Table 2. Literature review and data of six patients with vascular malformations in association with cerebral glioblastomas in the same location.
| Case No. | Study | Age | Sex | Localization | Treatment | Survival time, mo |
|---|---|---|---|---|---|---|
| 1 | Hubbell et al33 | 70 | M | Right parietal | Surg | < 1 |
| 2 | Zuccarello et al35 | 50 | M | Left temporal | Surg, Rad | 5 |
| 3 | Ziyal et al34 | 58 | M | Right temporoparietal | Surg | NR |
| 4 | Cemil et al24 | 58 | M | Right temporoparietal | Surg | NR |
| 5 | Aucourt et al23 | 65 | m | Left frontotemporal | Surg, Rad, Chem | NR |
| 6 | Present case | 35 | m | Left frontal | Surg, Rad, Chem | 19 |
Abbreviations: Chem, chemotherapy; NR, not reported; Rad, radiation; Surg, surgery.
These entities have a tendency to develop in older patients (average: 56 years of age) with a very clear male predominance (100%). The relation of affected hemispheres (right to left) was 50%. All the patients underwent surgical treatment. Precise information about the survival time was only given in three cases and was poor as previously described.

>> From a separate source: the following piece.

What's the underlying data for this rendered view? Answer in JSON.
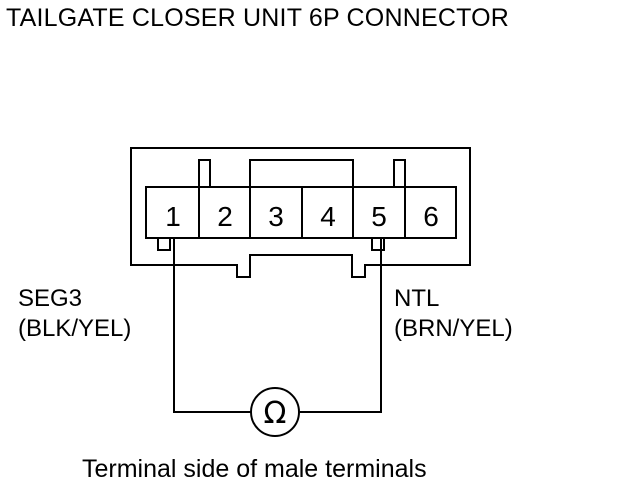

Vascular malformations associated with gliomas are very rare in general and include venous malformations, cavernous angiomas, or AVMs.25 It is supposed that the hyper-angiogenic environment of high-grade tumors induces abnormal arteriovenous connections.36 Some authors suggested a new term for these entities and named them angiogliomas, historically first mentioned by Councilman who described a highly vascularized cerebellar tumor that is now regarded as the cellular variant of hemangioblastoma.37 38 However, only a very few brain neoplasms develop large arteriovenous connections as mentioned. Enhanced angiogenesis, thickened basement membranes, and highly proliferative endothelial cells mediated by proangiogenic factors such as vascular endothelial growth factor (VEGF) overexpressed by the tumor is essential to diagnose high-grade gliomas.39 VEGF secreted by tumor cells binds to endothelial cells expressing VEGF receptors with subsequent activation of neoangiogenesis.40 VEGF is expressed in both entities, GBM and AVM, and may be the link for the simultaneous occurrence.39 Thus adjuvant therapies with antiangiogenic factors may be preferred in this special situation of a combined occurrence of both entities.
Conclusion
A sGBM with secondary malformation is a very rare entity in mostly younger patients and has a poor outcome. Surgery, focal spine radiotherapy, and adjuvant chemotherapy with TMX are recommended for treatment. MRI of the neuraxis is considered the gold standard for controlling treatment efficiency and detecting cranial metastasis and local relapse.
Cerebral AVMs in association with GBM represent a very rare entity with very few reports in the literature. Proangiogenic factors appear to be involved in the appearance of both entities in the same location.
A combination of a primary sGBM with secondary cerebral manifestation in association with a cerebral AVM in the same location is reported here for the first time.